Privacy Policy© 2026 DEV BAK - TECH BLOG. All rights reserved.
DEV BAK - TECH BLOG
AI

vLLM APC vs SGLang RadixAttention: KV Cache Architecture Differences and Workload-Based Selection Criteria

When running an LLM inference server, you'll eventually hit the question: "Why is prefill so slow?" In workloads where the beginning of the prompt repeats — like multi-turn chatbots or RAG pipelines — it quickly becomes apparent that recomputing the same context on every request is a noticeable waste.

At first I thought, "Aren't they both just prefix caching?" and didn't give it much thought. But when I actually looked at the internals, the fundamental philosophy differed — from data structure choices to eviction policies. And those differences translate into meaningful performance gaps depending on workload characteristics. Particula's 2026 benchmark (Llama 3, H100) showed roughly a 29% difference (16,200 vs 12,500 tok/s), and in high-concurrency scenarios the gap can approach twofold.

The intended audience for this post is backend and ML engineers who operate or are evaluating LLM inference servers. After reading this, you'll understand the caching implementation principles and internal data structure differences between the two frameworks, and be able to make a data-driven decision about which is more advantageous for your serving environment.


Selection criteria at a glance

  • Multi-turn conversation / RAG / agents: SGLang RadixAttention — the longer the shared prefix and the higher the concurrency, the greater the advantage
  • Multi-LoRA / non-NVIDIA hardware / multi-tenant security: vLLM APC — strengths in ecosystem maturity and hardware compatibility
  • Independent batches with less than 60% prefix overlap: Both approaches offer limited benefit — analyze your traffic before adopting either

Core Concepts

To briefly cover KV cache: the attention layer in a Transformer references the Key/Value matrices of previous tokens when processing each new token. KV cache stores and reuses the K/V matrices of already-computed tokens. Prefix caching is the extended concept of reusing these K/V matrices across different requests.

LLM inference has two phases. Prefill processes the entire input prompt at once to generate the first token, while decode sequentially generates one token at a time, using the previous token as input. Prefix caching reduces the cost of the prefill phase.

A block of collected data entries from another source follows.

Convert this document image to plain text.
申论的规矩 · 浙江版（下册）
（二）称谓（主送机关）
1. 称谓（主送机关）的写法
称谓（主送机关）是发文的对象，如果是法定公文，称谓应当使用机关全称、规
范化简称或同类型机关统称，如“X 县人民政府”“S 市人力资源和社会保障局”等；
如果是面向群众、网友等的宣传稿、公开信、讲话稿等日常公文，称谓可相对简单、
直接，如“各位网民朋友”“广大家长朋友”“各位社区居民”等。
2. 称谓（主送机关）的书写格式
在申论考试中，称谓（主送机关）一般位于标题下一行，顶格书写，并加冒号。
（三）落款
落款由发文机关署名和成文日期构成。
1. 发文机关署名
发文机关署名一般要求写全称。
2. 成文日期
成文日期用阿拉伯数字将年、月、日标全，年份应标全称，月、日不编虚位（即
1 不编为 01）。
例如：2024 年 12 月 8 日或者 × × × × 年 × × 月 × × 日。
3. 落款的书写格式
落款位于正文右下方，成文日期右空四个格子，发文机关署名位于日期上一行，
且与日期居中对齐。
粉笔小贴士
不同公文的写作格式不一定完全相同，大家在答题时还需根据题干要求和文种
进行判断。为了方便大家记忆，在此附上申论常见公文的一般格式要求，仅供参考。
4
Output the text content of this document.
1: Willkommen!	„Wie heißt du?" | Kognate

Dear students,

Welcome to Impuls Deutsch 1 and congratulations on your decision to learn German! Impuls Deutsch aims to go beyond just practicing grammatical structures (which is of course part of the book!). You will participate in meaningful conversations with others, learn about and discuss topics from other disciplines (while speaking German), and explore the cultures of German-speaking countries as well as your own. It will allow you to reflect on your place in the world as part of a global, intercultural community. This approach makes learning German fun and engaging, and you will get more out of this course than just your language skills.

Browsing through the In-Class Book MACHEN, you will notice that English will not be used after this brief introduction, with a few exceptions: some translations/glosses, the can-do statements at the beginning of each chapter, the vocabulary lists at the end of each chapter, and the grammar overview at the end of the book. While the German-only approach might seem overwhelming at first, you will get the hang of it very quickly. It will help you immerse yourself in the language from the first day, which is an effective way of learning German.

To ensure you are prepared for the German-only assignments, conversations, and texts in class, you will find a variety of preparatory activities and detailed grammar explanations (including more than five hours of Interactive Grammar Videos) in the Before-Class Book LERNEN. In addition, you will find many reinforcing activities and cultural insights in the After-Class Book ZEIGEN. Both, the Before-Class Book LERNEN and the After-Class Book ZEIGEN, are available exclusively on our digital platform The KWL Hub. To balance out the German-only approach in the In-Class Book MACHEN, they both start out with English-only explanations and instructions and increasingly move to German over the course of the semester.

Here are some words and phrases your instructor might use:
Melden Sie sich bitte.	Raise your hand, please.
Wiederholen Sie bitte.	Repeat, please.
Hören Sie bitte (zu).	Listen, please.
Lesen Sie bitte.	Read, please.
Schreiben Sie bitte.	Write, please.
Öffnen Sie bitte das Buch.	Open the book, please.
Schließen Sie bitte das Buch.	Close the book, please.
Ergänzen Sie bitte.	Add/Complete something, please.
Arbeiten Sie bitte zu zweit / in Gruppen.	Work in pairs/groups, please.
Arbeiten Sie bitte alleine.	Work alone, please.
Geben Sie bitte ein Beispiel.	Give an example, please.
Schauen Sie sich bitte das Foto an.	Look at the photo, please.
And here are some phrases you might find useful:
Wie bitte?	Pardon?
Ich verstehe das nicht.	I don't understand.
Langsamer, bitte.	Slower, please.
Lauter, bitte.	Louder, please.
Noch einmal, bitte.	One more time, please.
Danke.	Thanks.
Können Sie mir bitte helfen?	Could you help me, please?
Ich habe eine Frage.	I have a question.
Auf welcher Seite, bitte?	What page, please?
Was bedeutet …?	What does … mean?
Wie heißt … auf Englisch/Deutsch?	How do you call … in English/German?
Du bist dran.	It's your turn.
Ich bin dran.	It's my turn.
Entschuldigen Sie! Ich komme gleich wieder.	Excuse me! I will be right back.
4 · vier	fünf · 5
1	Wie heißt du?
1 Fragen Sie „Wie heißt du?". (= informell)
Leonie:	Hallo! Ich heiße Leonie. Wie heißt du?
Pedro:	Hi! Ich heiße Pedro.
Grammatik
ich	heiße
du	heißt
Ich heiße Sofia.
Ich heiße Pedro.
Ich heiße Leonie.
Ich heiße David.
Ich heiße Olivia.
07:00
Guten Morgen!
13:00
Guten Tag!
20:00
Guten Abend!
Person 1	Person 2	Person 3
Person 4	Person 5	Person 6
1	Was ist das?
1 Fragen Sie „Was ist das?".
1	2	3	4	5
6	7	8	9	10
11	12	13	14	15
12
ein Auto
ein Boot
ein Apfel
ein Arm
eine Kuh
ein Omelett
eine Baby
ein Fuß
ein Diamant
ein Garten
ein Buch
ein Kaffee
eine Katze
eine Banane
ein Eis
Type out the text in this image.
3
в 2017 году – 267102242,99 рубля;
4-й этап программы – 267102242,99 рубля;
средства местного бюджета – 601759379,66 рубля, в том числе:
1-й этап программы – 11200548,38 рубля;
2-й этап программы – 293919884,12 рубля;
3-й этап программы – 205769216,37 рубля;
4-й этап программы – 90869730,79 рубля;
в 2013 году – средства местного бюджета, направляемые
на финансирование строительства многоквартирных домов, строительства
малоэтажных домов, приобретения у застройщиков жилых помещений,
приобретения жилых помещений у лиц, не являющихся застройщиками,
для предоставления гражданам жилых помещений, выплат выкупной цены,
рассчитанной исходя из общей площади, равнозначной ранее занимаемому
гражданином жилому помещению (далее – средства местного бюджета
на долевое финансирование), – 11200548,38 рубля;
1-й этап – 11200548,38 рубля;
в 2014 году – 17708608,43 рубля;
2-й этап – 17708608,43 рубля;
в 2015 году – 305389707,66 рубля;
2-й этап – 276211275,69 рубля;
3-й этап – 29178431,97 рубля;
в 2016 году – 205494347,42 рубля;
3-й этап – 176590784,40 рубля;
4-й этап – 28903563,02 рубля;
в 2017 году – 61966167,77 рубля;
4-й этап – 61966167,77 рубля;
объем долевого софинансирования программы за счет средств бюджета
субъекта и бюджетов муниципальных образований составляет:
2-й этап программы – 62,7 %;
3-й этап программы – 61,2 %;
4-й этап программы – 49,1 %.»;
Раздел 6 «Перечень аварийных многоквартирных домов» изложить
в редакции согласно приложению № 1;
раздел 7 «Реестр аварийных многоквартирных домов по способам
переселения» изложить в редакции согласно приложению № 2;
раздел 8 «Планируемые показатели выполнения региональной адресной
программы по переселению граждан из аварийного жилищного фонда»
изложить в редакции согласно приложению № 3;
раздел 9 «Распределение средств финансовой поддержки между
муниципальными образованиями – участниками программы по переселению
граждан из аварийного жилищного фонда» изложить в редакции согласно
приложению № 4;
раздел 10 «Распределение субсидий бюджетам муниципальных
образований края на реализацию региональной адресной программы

vLLM APC: Managing Blocks with a Hash Table

vLLM's Automatic Prefix Caching (APC) sits naturally on top of PagedAttention, which manages the KV cache by dividing GPU memory into pages. It splits the KV cache into fixed 16-token blocks, assigns a hash key to each block, and manages everything through a single global hash table.

When a new request arrives, the runtime slices the token sequence into blocks and computes their hashes. If a hash is in the table — cache hit, reuse without prefill. If not — cache miss, compute and insert into the table.

Each block's hash is computed by hashing together the hash values of all preceding blocks and the token IDs of the current block. This guarantees "position-dependent" keys: even identical 16-token sequences produce different keys if what precedes them differs. Starting with vLLM v0.11, the default hash function switched to SHA-256, eliminating the collision risk present in earlier versions (related discussion: GitHub Issue #16016).

python
# Enable vLLM APC (v0.11 or later recommended)
from vllm import LLM, SamplingParams
 
llm = LLM(
    model="meta-llama/Meta-Llama-3-8B-Instruct",
    enable_prefix_caching=True,
    block_size=16,  # Minimum cache unit: 16-token block
)
 
sampling_params = SamplingParams(temperature=0.7, max_tokens=512)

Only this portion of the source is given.